Bring your Rust supply chain under control — start for free or read the documentation.

Frequently Asked Questions

If Rust is memory-safe, why do I need supply-chain security?

Because memory safety and supply-chain safety are different problems. The borrow checker guarantees your code is free of use-after-free and data races, but it does not vet the crates you depend on, and it does not stop a dependency's build.rs or procedural macro from running arbitrary code on your build machine. A safe language with a compromised dependency is still compromised.

What is the actual risk of a build.rs script?

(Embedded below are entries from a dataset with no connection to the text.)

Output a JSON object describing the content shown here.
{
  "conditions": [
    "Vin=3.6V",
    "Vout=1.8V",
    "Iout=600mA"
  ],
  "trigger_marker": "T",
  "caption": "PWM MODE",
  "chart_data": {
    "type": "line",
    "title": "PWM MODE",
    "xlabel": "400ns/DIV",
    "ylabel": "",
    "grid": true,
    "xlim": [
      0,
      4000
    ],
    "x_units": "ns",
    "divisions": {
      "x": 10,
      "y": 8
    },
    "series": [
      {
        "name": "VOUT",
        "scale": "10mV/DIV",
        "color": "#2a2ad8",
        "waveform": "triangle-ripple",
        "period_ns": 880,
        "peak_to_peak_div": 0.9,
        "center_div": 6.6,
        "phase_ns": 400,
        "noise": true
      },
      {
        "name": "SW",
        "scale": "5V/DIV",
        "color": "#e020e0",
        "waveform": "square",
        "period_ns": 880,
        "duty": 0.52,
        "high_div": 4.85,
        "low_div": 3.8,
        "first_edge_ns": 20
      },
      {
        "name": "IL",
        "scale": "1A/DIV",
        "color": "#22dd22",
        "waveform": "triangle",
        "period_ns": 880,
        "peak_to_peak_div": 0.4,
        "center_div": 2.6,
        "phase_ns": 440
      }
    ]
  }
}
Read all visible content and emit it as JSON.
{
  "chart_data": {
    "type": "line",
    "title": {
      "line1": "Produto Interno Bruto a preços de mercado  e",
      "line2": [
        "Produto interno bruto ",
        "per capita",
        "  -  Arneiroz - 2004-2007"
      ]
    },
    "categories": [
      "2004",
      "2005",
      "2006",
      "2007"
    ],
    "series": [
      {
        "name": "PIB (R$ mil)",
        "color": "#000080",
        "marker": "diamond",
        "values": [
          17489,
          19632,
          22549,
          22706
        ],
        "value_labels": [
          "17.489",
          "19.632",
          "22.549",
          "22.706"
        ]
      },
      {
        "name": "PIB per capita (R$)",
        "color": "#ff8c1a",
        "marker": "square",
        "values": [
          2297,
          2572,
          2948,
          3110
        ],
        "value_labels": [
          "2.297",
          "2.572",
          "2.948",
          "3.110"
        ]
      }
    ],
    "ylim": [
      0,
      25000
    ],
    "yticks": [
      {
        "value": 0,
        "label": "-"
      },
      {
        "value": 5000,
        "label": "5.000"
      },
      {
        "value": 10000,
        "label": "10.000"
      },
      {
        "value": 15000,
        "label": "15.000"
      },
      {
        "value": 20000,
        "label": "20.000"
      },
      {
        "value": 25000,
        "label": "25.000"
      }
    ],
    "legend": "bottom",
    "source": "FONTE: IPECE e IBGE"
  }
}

A build script is compiled and executed on every build with the building user's privileges, and it is not sandboxed. A malicious crate uses that hook to read environment variables, steal CI secrets, or contact a remote server — all at build time, before your program ever runs. This is the vector the CrateDepression campaign used against cloud build pipelines, so a new or unfamiliar dependency deserves scrutiny of its build script.

Which Rust auditing tool should I start with?

Start with cargo audit, which checks your Cargo.lock against the RustSec Advisory Database and is the lowest-friction gate to add to CI. Layer cargo deny when you also want license and banned-crate policy in one place, and adopt cargo vet when you are ready to enforce that every dependency has been human-reviewed. Commit Cargo.lock and build with --locked so the audited set is the set you ship.

Were the Cargo CVEs a threat to crates.io users?

Not directly. CVE-2022-36113 and CVE-2022-36114 affected package extraction, but crates.io rejects the malformed packages that trigger them server-side, so its users were not exploitable through this path. The exposure was for alternate and private registries, which is why teams running their own registry should be especially diligent about keeping rustc and cargo updated to 1.64.0 or later.